Ethiopia meant working with better equipped surgeons and practitioners advocating for policy change. Sierra Leone, though, found her in a setting where there was one surgeon for a half-million people, and the resource constraints necessitated a community-based approach built on relationships and shared narrative. “I met so many people who found the spaces where they could see change,” Walkowski said.

It also created new layers within her, of seeking to understand how disciplines intersect, of how to find new connections in development that transcend the definitions of global health, or youth or gender, of choosing relationship first, of envisioning her future in sustainable community development beyond graduation.

It’s a search that resonates with Talbot, who completed a master’s degree in philosophy before a Peace Corps stint that led to a law degree and ultimately his own journey to Keough – facilitated, in fact, by the deep connections and lifelong relationships he cultivated while in The Gambia before his own RPCV life.

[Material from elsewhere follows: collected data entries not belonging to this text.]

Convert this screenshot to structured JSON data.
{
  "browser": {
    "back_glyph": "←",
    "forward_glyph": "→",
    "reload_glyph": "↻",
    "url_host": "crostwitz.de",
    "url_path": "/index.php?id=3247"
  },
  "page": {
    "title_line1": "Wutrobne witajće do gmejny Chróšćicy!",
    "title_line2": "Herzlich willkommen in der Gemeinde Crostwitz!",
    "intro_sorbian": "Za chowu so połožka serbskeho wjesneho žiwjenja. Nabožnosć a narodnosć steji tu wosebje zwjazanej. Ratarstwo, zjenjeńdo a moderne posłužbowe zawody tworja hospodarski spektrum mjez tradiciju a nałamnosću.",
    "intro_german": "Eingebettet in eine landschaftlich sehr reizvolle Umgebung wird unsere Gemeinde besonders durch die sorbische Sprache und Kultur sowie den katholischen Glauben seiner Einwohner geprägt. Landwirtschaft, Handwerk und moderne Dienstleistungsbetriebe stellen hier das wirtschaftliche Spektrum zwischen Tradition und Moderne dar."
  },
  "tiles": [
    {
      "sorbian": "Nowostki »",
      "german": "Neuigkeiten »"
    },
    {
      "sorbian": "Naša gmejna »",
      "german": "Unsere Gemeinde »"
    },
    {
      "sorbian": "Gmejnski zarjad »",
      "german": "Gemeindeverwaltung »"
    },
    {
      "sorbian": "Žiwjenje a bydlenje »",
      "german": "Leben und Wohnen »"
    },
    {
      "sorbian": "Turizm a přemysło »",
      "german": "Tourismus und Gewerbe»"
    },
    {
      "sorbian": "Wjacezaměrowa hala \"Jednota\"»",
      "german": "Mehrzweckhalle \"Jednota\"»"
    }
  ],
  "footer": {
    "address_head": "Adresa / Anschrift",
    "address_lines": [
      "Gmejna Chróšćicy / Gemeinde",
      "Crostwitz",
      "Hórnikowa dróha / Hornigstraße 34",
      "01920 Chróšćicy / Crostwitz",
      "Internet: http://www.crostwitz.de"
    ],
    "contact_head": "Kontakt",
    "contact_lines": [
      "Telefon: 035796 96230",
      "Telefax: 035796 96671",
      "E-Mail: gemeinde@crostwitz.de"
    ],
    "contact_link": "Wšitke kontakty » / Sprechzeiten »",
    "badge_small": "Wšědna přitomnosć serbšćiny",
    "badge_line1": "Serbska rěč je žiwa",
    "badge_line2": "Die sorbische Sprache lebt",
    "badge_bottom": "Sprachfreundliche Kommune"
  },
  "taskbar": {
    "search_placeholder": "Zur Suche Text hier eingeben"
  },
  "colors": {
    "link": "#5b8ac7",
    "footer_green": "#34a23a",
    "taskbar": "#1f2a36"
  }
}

“You can study pretty much anything you want to study,” said Talbot, who noted that a part of the Coverdell program requires engagement with domestic organizations as well as international ones. So there’s plenty of room for stories like Walkowski’s, where both the scholar’s success and the servant’s search are integrated. There is as much diversity in Keough options as there is among its students.

“It’s cool to hear all these different experiences from all across the world,” he said.